When American doctors “pick up the scalpel” dropped by German sexologists at the ascent of Nazism, works such as The Transsexual Phenomenon, written by Harry Benjamin, and Robert Stoller’s book, Sex and Gender, exclude cross-dressing from a transsexual “gender identity.” Stoller’s beliefs, adopted by the medical community, are that “truly” transsexual and transgender women would and should desire to quietly pass as women, and that public trans figures, particularly those who have received bottom surgery, are “impersonators.” These arguments served as disqualifications of the labor that economically supported trans feminine women from medical or social legitimacy.

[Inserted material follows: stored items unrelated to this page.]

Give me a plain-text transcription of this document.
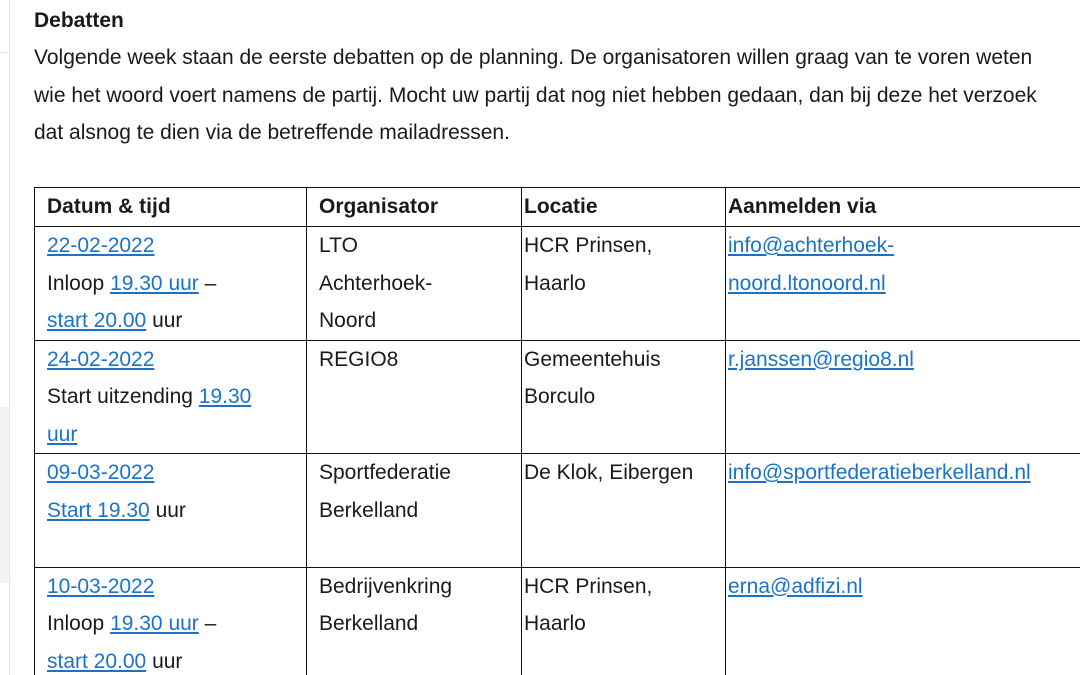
Debatten

Volgende week staan de eerste debatten op de planning. De organisatoren willen graag van te voren weten wie het woord voert namens de partij. Mocht uw partij dat nog niet hebben gedaan, dan bij deze het verzoek dat alsnog te dien via de betreffende mailadressen.

Datum & tijd	Organisator	Locatie	Aanmelden via

22-02-2022
Inloop 19.30 uur –
start 20.00 uur	LTO
Achterhoek-
Noord	HCR Prinsen,
Haarlo	info@achterhoek-
noord.ltonoord.nl

24-02-2022
Start uitzending 19.30
uur	REGIO8	Gemeentehuis
Borculo	r.janssen@regio8.nl

09-03-2022
Start 19.30 uur	Sportfederatie
Berkelland	De Klok, Eibergen	info@sportfederatieberkelland.nl

10-03-2022
Inloop 19.30 uur –
start 20.00 uur	Bedrijvenkring
Berkelland	HCR Prinsen,
Haarlo	erna@adfizi.nl
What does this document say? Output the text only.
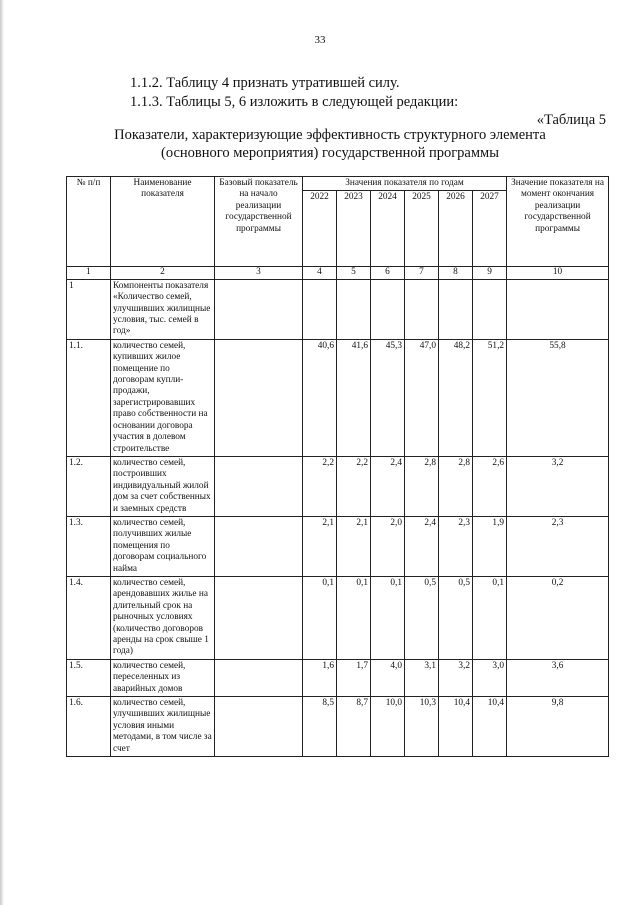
33
1.1.2. Таблицу 4 признать утратившей силу.
1.1.3. Таблицы 5, 6 изложить в следующей редакции:
«Таблица 5
Показатели, характеризующие эффективность структурного элемента
(основного мероприятия) государственной программы
№ п/п	Наименование показателя	Базовый показатель на начало реализации государственной программы	Значения показателя по годам						Значение показателя на момент окончания реализации государственной программы
			2022	2023	2024	2025	2026	2027	
1	2	3	4	5	6	7	8	9	10
1	Компоненты показателя «Количество семей, улучшивших жилищные условия, тыс. семей в год»								
1.1.	количество семей, купивших жилое помещение по договорам купли-продажи, зарегистрировавших право собственности на основании договора участия в долевом строительстве		40,6	41,6	45,3	47,0	48,2	51,2	55,8
1.2.	количество семей, построивших индивидуальный жилой дом за счет собственных и заемных средств		2,2	2,2	2,4	2,8	2,8	2,6	3,2
1.3.	количество семей, получивших жилые помещения по договорам социального найма		2,1	2,1	2,0	2,4	2,3	1,9	2,3
1.4.	количество семей, арендовавших жилье на длительный срок на рыночных условиях (количество договоров аренды на срок свыше 1 года)		0,1	0,1	0,1	0,5	0,5	0,1	0,2
1.5.	количество семей, переселенных из аварийных домов		1,6	1,7	4,0	3,1	3,2	3,0	3,6
1.6.	количество семей, улучшивших жилищные условия иными методами, в том числе за счет		8,5	8,7	10,0	10,3	10,4	10,4	9,8
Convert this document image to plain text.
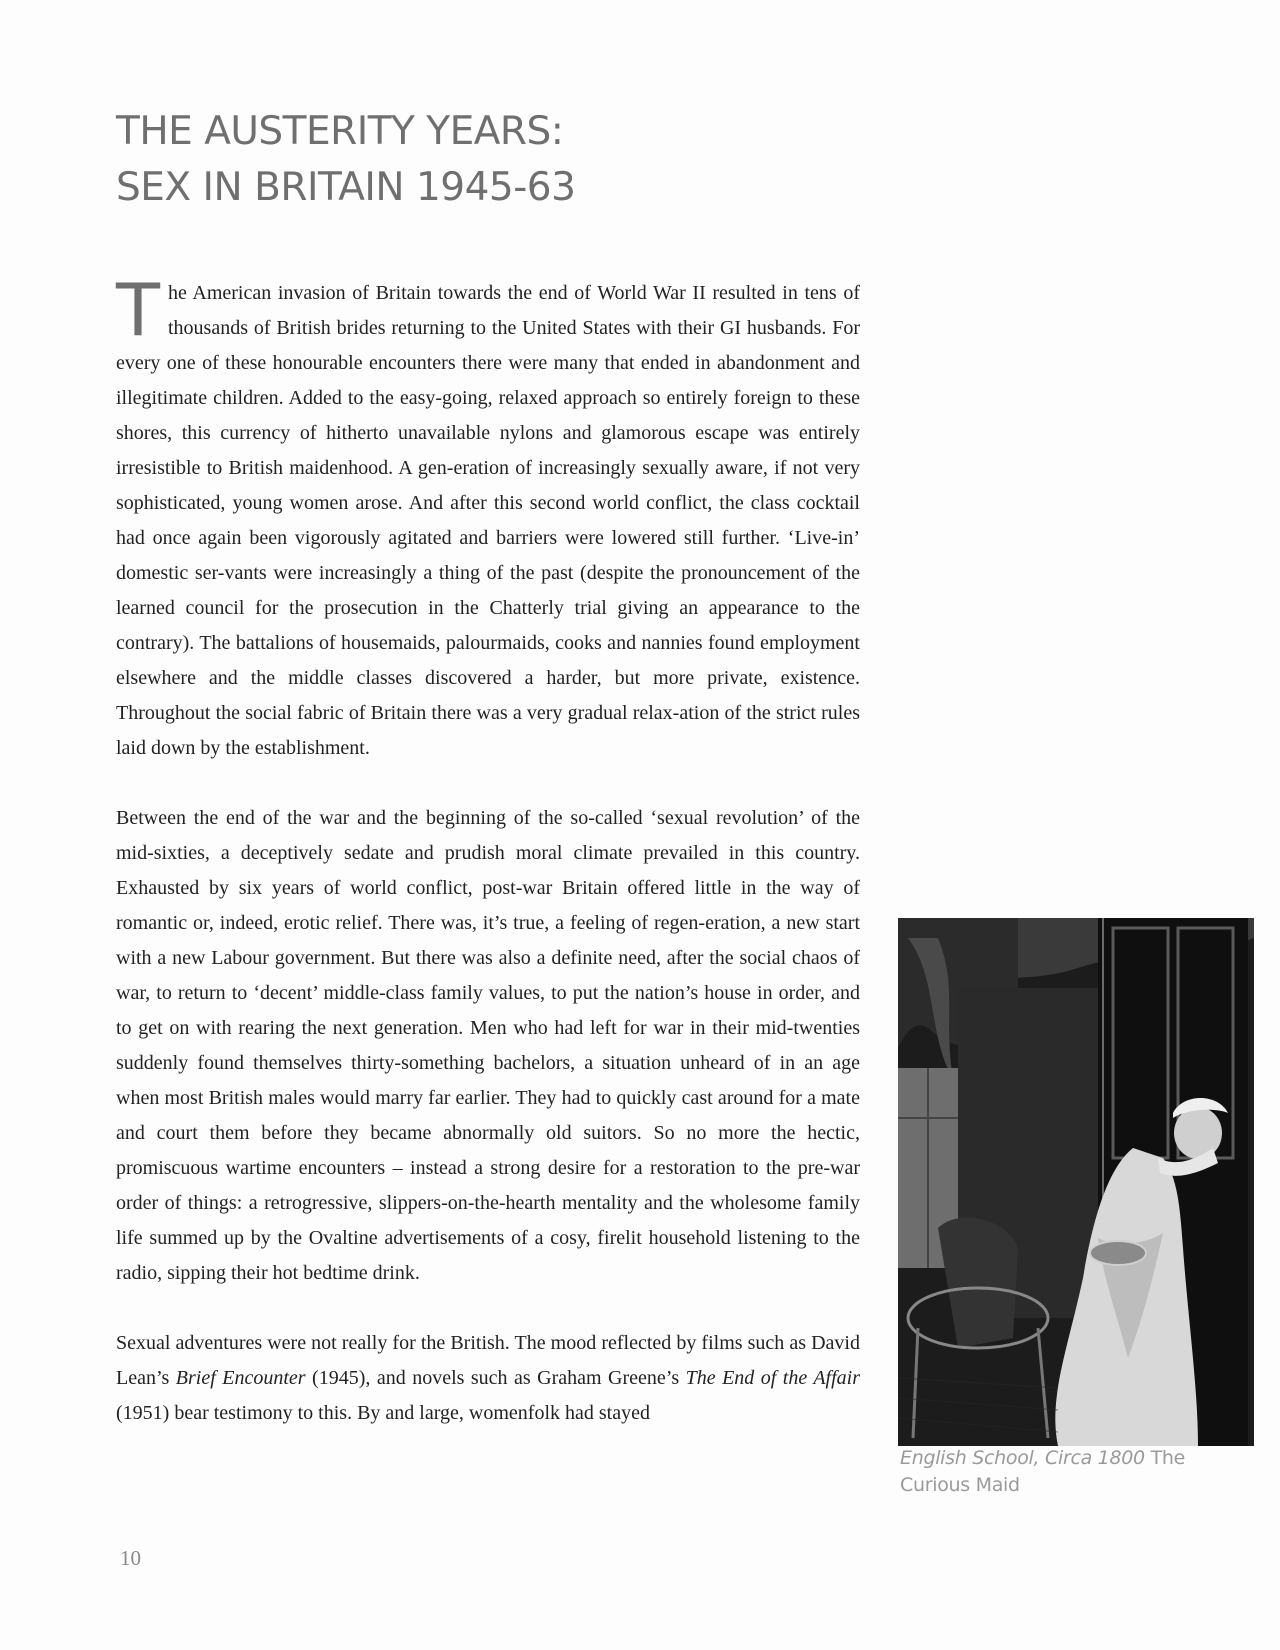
THE AUSTERITY YEARS:
SEX IN BRITAIN 1945-63

The American invasion of Britain towards the end of World War II resulted in tens of thousands of British brides returning to the United States with their GI husbands. For every one of these honourable encounters there were many that ended in abandonment and illegitimate children. Added to the easy-going, relaxed approach so entirely foreign to these shores, this currency of hitherto unavailable nylons and glamorous escape was entirely irresistible to British maidenhood. A gen-eration of increasingly sexually aware, if not very sophisticated, young women arose. And after this second world conflict, the class cocktail had once again been vigorously agitated and barriers were lowered still further. ‘Live-in’ domestic ser-vants were increasingly a thing of the past (despite the pronouncement of the learned council for the prosecution in the Chatterly trial giving an appearance to the contrary). The battalions of housemaids, palourmaids, cooks and nannies found employment elsewhere and the middle classes discovered a harder, but more private, existence. Throughout the social fabric of Britain there was a very gradual relax-ation of the strict rules laid down by the establishment.

Between the end of the war and the beginning of the so-called ‘sexual revolution’ of the mid-sixties, a deceptively sedate and prudish moral climate prevailed in this country. Exhausted by six years of world conflict, post-war Britain offered little in the way of romantic or, indeed, erotic relief. There was, it’s true, a feeling of regen-eration, a new start with a new Labour government. But there was also a definite need, after the social chaos of war, to return to ‘decent’ middle-class family values, to put the nation’s house in order, and to get on with rearing the next generation. Men who had left for war in their mid-twenties suddenly found themselves thirty-something bachelors, a situation unheard of in an age when most British males would marry far earlier. They had to quickly cast around for a mate and court them before they became abnormally old suitors. So no more the hectic, promiscuous wartime encounters – instead a strong desire for a restoration to the pre-war order of things: a retrogressive, slippers-on-the-hearth mentality and the wholesome family life summed up by the Ovaltine advertisements of a cosy, firelit household listening to the radio, sipping their hot bedtime drink.

Sexual adventures were not really for the British. The mood reflected by films such as David Lean’s Brief Encounter (1945), and novels such as Graham Greene’s The End of the Affair (1951) bear testimony to this. By and large, womenfolk had stayed

English School, Circa 1800 The Curious Maid
10
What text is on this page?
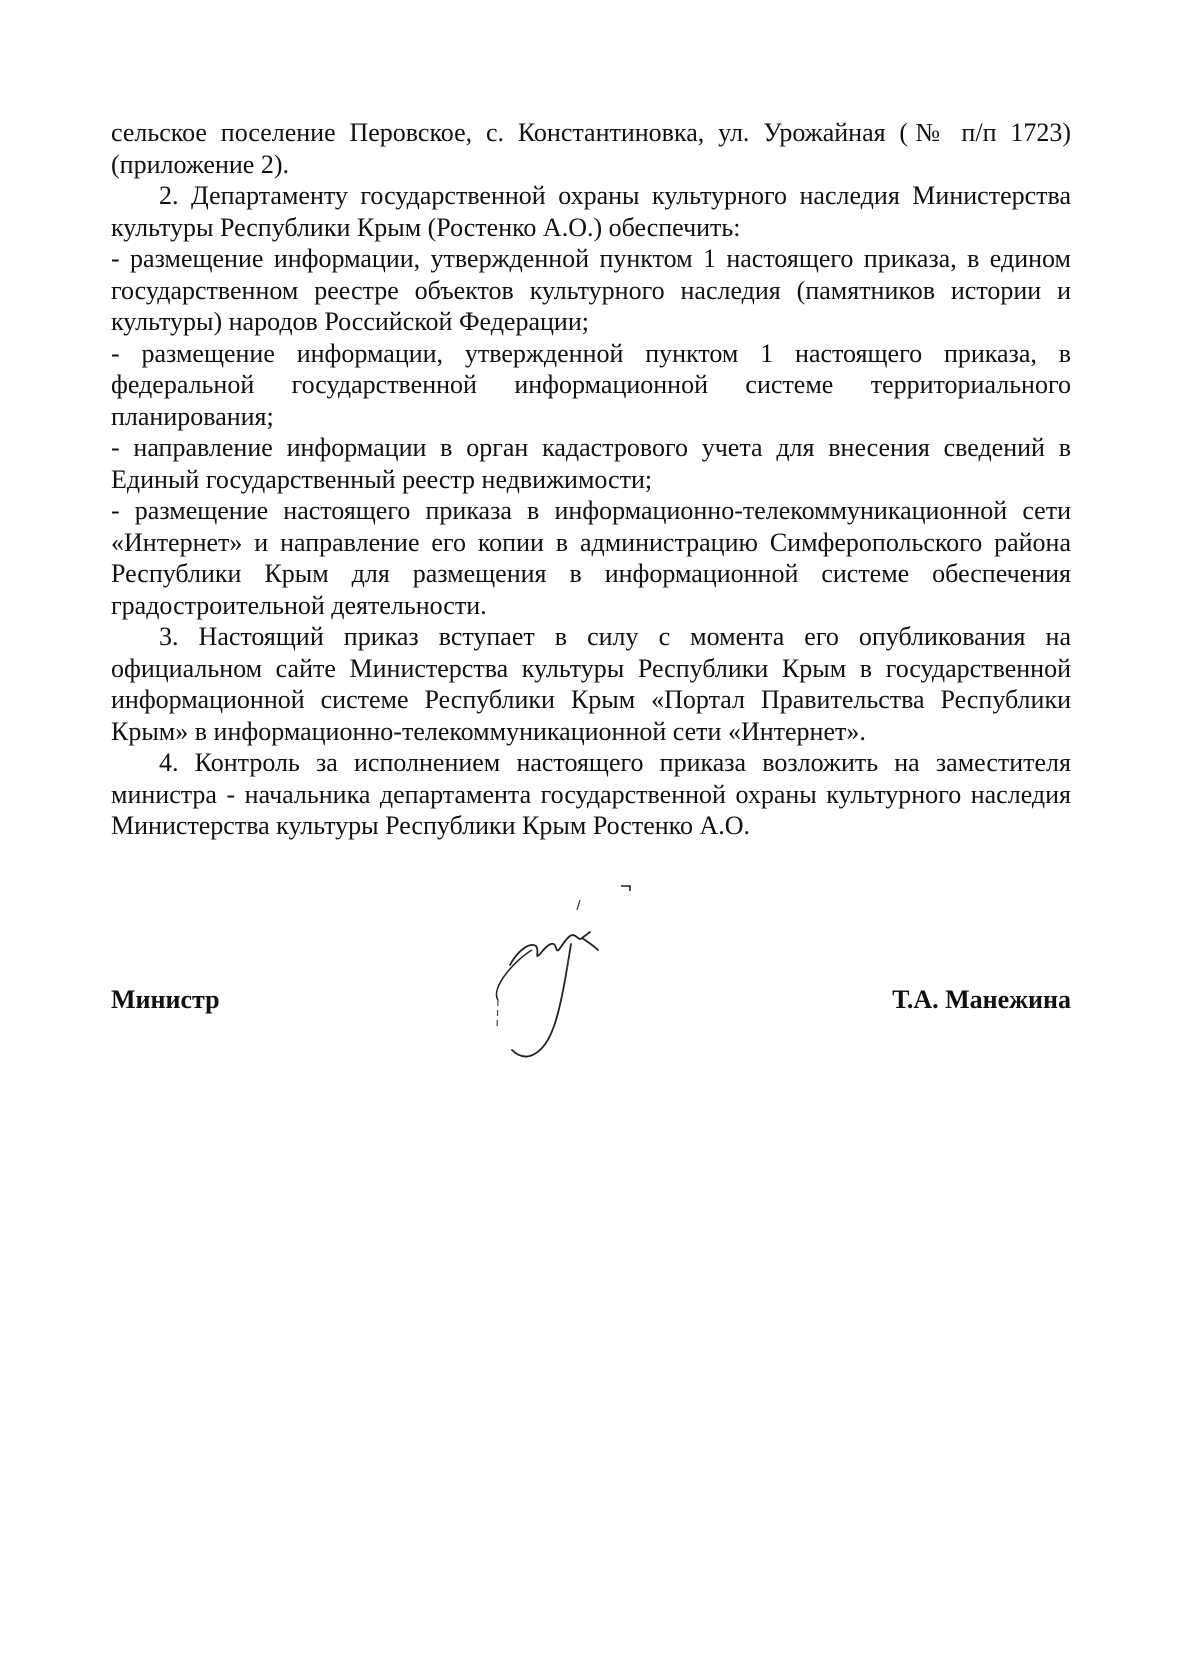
сельское поселение Перовское, с. Константиновка, ул. Урожайная (№ п/п 1723) (приложение 2).

2. Департаменту государственной охраны культурного наследия Министерства культуры Республики Крым (Ростенко А.О.) обеспечить:

- размещение информации, утвержденной пунктом 1 настоящего приказа, в едином государственном реестре объектов культурного наследия (памятников истории и культуры) народов Российской Федерации;

- размещение информации, утвержденной пунктом 1 настоящего приказа, в федеральной государственной информационной системе территориального планирования;

- направление информации в орган кадастрового учета для внесения сведений в Единый государственный реестр недвижимости;

- размещение настоящего приказа в информационно-телекоммуникационной сети «Интернет» и направление его копии в администрацию Симферопольского района Республики Крым для размещения в информационной системе обеспечения градостроительной деятельности.

3. Настоящий приказ вступает в силу с момента его опубликования на официальном сайте Министерства культуры Республики Крым в государственной информационной системе Республики Крым «Портал Правительства Республики Крым» в информационно-телекоммуникационной сети «Интернет».

4. Контроль за исполнением настоящего приказа возложить на заместителя министра - начальника департамента государственной охраны культурного наследия Министерства культуры Республики Крым Ростенко А.О.

Министр	Т.А. Манежина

In the 1960s, limitations were placed on access to medical treatment by doctors in the newly emerging field of trans medicine. While “disreputable” trans subjects (people of color, sex workers, criminals, etc.) were used for experimental research projects, they were excluded from treatment by doctors who wished to retain the “respectability” of the profession by accepting only white, conventionally attractive subjects who they thought had the best chance of passing. The justification behind this exclusion was overwhelmingly the “pure” pursuit of “gender identity”, which Amin disproves with the assertion that it was essentially impossible to seek bottom surgery in a vacuum. All expressions of transness in the 1960s were mediated by class, race, profession, romantic relationships, etc. Bottom surgery was more than a means to access one’s “true gender identity”; it was necessary to avoid persecution, job loss, and violence. By discriminating in this way, American doctors were able to construct the “transsexual” as a private individual who blended anonymously into society distinct from the visibly “deviant” (ie. Working-class trans, people of color) who wielded cross-dressing and homosexuality as solely a means for economic gain.
Amin’s talk concluded with a section titled “Trans Materialism”, which argues that “core gender identity” is a fiction, a “structural cut” between the private, bourgeoise, “real” gender identity, and the public gender identity incapable of existing outside of structural constraints. While hustlers, prostitutes, and street queens were the originators and sustainers of the homosexual and trans culture that the queer bourgeoise enjoyed, they were structurally precluded from accessing the “respectable” and subsequently “legitimate” trans identities that the upper class occupied.